Nelle versioni più vecchie di Outlook (soprattutto 2013 e 2016), con account IMAP o Outlook.com era possibile creare determinate cartelle con l’indicazione “Solo su questo computer”. Questi contenuti venivano salvati esclusivamente in locale e andavano persi in caso di guasto o cambio account. Oggi questa funzione ha ormai un’importanza marginale e dovrebbe essere considerata piuttosto come un’eccezione storica.
File OST e file PST a confronto
| Caratteristica | File OST | File PST |
|---|---|---|
| Percorso di archiviazione | Copia locale di una casella postale sul server (Exchange, Microsoft 365, Outlook.com, IMAP) | File locale principale, usato soprattutto con gli account POP |
| Sincronizzazione | Modifiche offline → sincronizzazione con il server al successivo accesso online | Le modifiche valgono subito come “originali”, nessuna sincronizzazione con il server |
| Utilizzo | Accesso offline, i dati centrali restano sul server | Archiviazione, backup locale o alleggerimento della casella postale |
| Dipendenza dall’account | Funziona solo con un account/profilo attivo e collegato | Può essere aperto indipendentemente dal server |
| Rischio | Basso, perché il server funge da “master” | Perdita o danneggiamento del file PST = perdita dei dati originali |
| Scenari tipici | Lavoro con Exchange/Microsoft 365 o IMAP in modalità cache | Account POP, archiviazione a lungo termine, esternalizzazione di grandi quantità di dati |
Un grande vantaggio dei file PST è che quando lo spazio nella tua casella postale sta per esaurirsi, puoi spostare facilmente i dati sul tuo dispositivo come file PST collegato, archiviare le e-mail con Outlook e liberare così spazio di archiviazione.
- Archiviazione automatica delle caselle selezionate
- Salvataggio in data center europei
- Protezione dalla perdita di dati
Dove si trovano i file OST?
Puoi aprire le cartelle con i file di dati di Outlook (PST e OST) come segue:
- Primo passaggio: in Outlook, apri la scheda “File”.
- Secondo passaggio: fai clic su “Impostazioni account” e poi di nuovo su “Impostazioni account”.
- Terzo passaggio: nella scheda “File di dati” seleziona una voce e fai clic su “Apri percorso file…”.

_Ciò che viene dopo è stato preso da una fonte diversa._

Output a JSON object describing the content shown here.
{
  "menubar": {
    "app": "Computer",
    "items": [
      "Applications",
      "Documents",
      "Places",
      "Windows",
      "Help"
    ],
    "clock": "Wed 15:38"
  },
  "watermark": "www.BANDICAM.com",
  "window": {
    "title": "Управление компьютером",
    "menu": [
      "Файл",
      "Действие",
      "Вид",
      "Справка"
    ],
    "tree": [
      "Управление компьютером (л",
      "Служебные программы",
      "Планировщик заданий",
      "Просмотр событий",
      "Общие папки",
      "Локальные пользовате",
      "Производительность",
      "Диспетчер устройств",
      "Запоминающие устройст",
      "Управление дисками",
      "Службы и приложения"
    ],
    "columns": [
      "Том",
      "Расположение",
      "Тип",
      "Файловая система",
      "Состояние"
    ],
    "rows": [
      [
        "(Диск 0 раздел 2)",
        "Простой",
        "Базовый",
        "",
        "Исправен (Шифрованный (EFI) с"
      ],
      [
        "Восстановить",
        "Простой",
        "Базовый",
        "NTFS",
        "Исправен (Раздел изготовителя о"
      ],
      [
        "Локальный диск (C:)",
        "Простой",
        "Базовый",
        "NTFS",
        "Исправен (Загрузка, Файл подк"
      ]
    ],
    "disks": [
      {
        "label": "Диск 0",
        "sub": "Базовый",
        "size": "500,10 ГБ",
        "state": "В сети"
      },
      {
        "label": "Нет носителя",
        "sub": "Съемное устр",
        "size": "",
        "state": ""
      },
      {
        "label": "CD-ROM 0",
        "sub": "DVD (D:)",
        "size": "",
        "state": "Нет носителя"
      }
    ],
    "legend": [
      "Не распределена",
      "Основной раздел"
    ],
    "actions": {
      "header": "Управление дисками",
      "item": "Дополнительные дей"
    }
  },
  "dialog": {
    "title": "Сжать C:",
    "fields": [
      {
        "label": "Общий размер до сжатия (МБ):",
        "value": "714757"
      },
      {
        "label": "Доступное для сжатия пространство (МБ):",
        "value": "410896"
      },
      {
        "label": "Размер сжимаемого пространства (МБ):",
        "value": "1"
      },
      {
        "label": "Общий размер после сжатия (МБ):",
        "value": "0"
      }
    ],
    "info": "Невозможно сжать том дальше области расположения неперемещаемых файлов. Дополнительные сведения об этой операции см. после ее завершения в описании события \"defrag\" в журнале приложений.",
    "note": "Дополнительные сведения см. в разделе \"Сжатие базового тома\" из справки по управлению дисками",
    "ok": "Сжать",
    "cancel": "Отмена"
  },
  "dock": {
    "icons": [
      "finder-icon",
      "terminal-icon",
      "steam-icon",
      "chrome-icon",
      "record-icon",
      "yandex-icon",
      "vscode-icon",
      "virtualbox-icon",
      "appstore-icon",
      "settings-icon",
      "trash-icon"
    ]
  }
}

Puoi trovare i file OST anche nella directory <Unità>\Utente<Nomeutente>\AppData\Local\Microsoft\Outlook. Tuttavia, i file OST salvati sono recuperabili e utilizzabili solo con un account Outlook attivo e collegato. Nelle versioni più recenti di Outlook, la posizione di archiviazione non si può modificare facilmente dall’interfaccia; tecnicamente è possibile tramite la chiave di registro ForceOSTPath.
Outlook non è l’unica soluzione per sincronizzare gli account e-mail online e offline. Tra le alternative gratuite a Outlook ci sono, ad esempio, Thunderbird, SeaMonkey o Mailbird.